NB : Don't use the .Rdata extension when you call the file.

Description of the 2 outputs :

No filter is applied on the fold or the p-value. You will find that in the 4th column of the .bed.

POL2.T1_vs_T7.bed:

chr10 73910795 73916597 2623_NearestLocation_inside_ENSG00000122861_proteincoding_PLAU_6.91_20.9030899869919_+_4519_900 0 .
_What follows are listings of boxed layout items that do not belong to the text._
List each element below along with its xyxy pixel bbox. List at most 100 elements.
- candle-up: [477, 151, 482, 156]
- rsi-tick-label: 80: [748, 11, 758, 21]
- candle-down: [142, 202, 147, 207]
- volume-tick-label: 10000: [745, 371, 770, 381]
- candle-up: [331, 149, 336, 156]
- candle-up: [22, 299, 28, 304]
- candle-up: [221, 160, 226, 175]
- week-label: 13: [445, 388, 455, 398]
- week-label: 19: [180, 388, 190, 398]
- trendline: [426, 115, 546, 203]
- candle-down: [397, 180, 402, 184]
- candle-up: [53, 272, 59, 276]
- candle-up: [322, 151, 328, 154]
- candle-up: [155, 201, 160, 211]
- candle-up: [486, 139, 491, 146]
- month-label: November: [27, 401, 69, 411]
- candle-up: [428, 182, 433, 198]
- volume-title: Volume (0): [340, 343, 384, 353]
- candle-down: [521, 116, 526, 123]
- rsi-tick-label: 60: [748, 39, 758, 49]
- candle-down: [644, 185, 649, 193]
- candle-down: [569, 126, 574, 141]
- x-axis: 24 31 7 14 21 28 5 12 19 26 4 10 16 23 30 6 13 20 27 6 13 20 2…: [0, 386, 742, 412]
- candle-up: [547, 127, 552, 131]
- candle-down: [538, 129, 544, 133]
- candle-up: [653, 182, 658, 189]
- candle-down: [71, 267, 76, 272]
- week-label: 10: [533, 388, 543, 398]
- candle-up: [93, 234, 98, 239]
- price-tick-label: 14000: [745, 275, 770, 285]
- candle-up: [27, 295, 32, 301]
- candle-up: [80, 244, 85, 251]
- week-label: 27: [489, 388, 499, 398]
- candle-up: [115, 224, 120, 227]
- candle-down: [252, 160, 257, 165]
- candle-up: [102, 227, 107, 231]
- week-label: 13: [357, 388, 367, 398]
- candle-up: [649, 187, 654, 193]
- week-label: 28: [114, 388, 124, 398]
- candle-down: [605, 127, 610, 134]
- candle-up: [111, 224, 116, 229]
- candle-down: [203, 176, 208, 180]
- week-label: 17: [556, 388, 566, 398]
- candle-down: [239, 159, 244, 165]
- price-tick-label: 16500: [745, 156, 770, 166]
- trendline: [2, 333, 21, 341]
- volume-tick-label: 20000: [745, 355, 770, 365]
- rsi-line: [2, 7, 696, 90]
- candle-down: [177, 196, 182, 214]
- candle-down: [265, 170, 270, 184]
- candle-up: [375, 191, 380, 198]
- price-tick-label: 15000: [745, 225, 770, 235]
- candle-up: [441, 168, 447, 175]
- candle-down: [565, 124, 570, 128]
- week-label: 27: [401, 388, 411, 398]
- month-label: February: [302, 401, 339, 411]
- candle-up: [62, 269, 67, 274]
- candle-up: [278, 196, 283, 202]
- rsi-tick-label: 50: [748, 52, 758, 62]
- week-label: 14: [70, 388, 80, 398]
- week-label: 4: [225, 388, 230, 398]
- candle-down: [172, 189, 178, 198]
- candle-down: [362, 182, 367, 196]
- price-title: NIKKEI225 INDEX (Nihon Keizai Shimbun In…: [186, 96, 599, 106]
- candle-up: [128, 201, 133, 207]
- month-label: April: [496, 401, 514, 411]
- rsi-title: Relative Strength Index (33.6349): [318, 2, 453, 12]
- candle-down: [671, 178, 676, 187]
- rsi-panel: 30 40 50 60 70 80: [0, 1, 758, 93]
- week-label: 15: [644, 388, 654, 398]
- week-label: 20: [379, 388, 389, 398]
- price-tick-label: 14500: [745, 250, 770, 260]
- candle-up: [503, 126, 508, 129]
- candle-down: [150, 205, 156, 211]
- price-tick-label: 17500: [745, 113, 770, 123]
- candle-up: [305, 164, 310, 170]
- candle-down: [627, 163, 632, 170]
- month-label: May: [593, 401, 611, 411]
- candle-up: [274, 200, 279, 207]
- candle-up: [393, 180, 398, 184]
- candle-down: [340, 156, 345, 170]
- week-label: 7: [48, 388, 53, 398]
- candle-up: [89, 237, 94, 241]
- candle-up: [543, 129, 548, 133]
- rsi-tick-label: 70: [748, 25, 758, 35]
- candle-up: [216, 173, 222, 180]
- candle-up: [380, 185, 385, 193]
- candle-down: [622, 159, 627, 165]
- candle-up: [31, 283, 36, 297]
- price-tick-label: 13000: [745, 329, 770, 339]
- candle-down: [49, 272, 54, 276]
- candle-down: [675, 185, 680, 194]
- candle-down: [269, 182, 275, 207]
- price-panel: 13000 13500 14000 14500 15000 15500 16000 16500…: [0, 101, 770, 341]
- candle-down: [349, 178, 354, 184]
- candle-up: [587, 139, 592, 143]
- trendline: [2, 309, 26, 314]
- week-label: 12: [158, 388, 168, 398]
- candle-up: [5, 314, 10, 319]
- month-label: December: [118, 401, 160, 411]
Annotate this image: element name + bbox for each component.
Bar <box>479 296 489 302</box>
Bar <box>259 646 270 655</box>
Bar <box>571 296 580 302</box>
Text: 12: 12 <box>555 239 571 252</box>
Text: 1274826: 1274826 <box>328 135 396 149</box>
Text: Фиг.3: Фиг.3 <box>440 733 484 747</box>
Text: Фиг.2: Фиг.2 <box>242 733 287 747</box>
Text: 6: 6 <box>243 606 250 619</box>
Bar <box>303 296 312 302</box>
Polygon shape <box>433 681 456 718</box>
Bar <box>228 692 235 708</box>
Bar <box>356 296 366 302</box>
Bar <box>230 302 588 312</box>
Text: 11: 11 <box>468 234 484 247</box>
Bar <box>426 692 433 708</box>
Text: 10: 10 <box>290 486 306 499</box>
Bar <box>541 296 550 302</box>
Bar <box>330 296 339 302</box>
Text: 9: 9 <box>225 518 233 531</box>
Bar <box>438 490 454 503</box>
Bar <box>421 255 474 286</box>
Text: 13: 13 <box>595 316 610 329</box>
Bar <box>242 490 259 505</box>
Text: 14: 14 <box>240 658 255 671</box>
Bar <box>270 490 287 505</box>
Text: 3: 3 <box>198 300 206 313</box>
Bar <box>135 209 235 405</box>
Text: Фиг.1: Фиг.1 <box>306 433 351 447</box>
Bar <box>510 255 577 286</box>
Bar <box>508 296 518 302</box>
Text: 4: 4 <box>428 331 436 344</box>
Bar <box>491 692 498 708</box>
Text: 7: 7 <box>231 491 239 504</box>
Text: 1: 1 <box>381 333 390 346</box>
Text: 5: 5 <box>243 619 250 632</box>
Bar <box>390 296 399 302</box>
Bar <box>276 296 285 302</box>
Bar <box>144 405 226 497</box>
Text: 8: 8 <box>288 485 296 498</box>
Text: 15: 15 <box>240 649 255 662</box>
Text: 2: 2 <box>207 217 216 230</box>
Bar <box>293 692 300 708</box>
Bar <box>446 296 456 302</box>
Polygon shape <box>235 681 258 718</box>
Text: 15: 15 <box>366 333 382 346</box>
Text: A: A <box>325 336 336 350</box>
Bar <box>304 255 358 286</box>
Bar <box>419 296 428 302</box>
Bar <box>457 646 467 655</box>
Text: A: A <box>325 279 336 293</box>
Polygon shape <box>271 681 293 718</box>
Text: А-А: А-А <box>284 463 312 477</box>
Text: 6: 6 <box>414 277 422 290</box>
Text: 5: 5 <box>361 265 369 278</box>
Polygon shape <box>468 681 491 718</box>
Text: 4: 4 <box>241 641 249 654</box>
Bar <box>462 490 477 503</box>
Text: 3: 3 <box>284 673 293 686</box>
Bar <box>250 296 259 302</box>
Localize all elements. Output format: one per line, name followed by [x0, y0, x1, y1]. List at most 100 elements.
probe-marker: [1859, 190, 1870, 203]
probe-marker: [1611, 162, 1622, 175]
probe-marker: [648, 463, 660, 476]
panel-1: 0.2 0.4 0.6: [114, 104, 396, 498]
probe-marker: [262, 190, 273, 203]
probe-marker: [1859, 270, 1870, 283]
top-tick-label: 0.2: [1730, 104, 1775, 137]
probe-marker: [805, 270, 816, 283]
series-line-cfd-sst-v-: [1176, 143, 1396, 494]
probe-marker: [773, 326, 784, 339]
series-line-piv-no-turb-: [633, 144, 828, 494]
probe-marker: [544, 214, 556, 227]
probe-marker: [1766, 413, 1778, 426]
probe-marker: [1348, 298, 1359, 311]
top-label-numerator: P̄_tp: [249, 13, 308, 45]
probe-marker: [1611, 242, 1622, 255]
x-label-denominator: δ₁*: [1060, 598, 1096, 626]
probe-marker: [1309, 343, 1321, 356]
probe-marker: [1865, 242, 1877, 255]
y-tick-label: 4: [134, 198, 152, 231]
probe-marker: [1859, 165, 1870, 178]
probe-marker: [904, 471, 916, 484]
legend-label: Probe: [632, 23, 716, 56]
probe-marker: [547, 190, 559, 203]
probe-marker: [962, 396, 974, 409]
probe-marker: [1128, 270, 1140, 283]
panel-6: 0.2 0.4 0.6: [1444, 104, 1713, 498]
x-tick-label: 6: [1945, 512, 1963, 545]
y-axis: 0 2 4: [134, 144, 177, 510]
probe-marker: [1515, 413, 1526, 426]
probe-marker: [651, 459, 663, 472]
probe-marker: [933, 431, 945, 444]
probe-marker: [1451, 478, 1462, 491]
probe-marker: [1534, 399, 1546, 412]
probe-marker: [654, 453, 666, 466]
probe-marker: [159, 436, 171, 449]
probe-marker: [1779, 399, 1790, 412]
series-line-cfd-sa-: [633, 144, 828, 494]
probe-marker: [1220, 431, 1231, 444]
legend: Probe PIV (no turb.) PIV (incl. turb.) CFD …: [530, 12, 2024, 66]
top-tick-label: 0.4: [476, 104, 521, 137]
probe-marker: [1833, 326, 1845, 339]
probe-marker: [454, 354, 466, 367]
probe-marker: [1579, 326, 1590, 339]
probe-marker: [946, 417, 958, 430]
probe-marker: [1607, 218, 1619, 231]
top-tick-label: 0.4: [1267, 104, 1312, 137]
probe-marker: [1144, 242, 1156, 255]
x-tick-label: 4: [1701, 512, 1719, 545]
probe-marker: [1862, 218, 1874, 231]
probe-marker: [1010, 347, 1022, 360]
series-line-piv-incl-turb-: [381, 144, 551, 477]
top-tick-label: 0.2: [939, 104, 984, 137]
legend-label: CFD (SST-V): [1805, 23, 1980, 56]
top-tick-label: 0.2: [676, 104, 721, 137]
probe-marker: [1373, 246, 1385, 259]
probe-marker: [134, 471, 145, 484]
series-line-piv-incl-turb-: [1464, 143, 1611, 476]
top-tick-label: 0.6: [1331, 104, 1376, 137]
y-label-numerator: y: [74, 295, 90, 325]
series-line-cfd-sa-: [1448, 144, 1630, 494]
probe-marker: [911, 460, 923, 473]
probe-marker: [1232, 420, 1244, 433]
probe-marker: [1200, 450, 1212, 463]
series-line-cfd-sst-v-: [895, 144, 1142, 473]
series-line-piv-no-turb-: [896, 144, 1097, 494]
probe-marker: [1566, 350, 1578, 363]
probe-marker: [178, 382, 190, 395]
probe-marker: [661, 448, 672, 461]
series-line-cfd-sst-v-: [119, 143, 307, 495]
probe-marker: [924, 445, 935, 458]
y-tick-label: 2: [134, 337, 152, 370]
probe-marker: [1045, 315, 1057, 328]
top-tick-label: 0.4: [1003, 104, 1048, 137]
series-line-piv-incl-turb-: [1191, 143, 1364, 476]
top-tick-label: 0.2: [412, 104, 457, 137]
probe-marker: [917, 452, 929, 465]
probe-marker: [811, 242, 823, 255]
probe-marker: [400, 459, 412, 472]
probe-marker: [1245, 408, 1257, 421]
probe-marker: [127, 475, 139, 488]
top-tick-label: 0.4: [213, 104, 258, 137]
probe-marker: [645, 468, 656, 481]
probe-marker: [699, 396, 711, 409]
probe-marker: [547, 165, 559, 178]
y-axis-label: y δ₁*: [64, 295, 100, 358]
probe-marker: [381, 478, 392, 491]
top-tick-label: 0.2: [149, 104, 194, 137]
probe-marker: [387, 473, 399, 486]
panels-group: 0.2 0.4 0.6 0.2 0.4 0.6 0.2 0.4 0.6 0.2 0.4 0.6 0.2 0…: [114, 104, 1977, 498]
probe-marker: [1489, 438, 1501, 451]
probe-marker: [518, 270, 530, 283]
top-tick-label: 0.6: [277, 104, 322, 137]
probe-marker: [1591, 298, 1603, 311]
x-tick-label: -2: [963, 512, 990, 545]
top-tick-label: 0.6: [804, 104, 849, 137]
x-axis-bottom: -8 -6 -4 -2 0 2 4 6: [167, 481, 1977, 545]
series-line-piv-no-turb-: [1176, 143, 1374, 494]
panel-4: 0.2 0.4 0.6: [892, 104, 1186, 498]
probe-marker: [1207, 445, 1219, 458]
chrom start end IDPeak_fromOverlappingOrNearest_insideFeature_Feature_genebiotype_symbol_Fold_log10(p-value)_strand_distancetoFeature_shortestDistance

Annotation comes from chipeakAnno

fromOverlappingOrNearest: nearest: indicates this feature's start (feature's end for features at minus strand) is closest to the peak start; insideFeature: upstream peak resides upstream of the feature; downstream: peak resides downstream of the feature; inside: peak resides inside the feature; overlapStart: peak overlaps with the start of the feature; overlapEnd: peak overlaps with the end of the feature; includeFeature: peak include the feature entirely distancetoFeature: distance to the nearest feature such as transcription start site. By default, the distance is calculated as the distance between the start of the binding site and the TSS that is the gene start for genes located on the forward strand and the gene end for genes located on the reverse stran shortestDistance: The shortest distance from either end of peak to either end the feature.

POL2.T1_vs_T7.diffPeaks.bed :

chr10 73910795 73916597 2623 0 .

2623 is just the peak ID

All the packages that are used are listed below.

Set up Environment

First you need to check that the following tools are installed on server/computer.

Deeptools : Tool to handle deepsequencing files here

Macs2 : Peak Caller here

wigToBigWig : Include in KentTools suite here

It's advised to install Conda.
It will make things easier then for installing tools. (snakemake for example)

Conda : here

snakemake : Evil framework for pipeline in python here

WiggleTools : Optionnal , can be useful when you want to merge bigwig files and apply some basic numerical operations here

SPP : Need to be there but you don't care here

MaSC : Need to be there but you don't care here

R3.3.1 : A lot of packages are used ... It's adviced to read their docs.

ChipQC : Control Quality for peaks. Object created will be used then with ChIPQC for Differential binding here

DiffBind : Differential binding analysis. Which peaks are moving in my samples ? here

ChIPpeakAnno : Anotation of the peaks in a genomic context here

ChIPseeker : Used for a derived upset peaks graph counting how much peaks are annotated in one or other features. here

rtracklayer : Very usefull to export/import bed to Grange objects. here

ComplexHeatmap : Plot heatmap. here

Other packages are mandatory. biomaRt, GenomicFeatures,stringr, reshape , ggplot2, optparse , knitr ... Look inside R scripts to know what to install.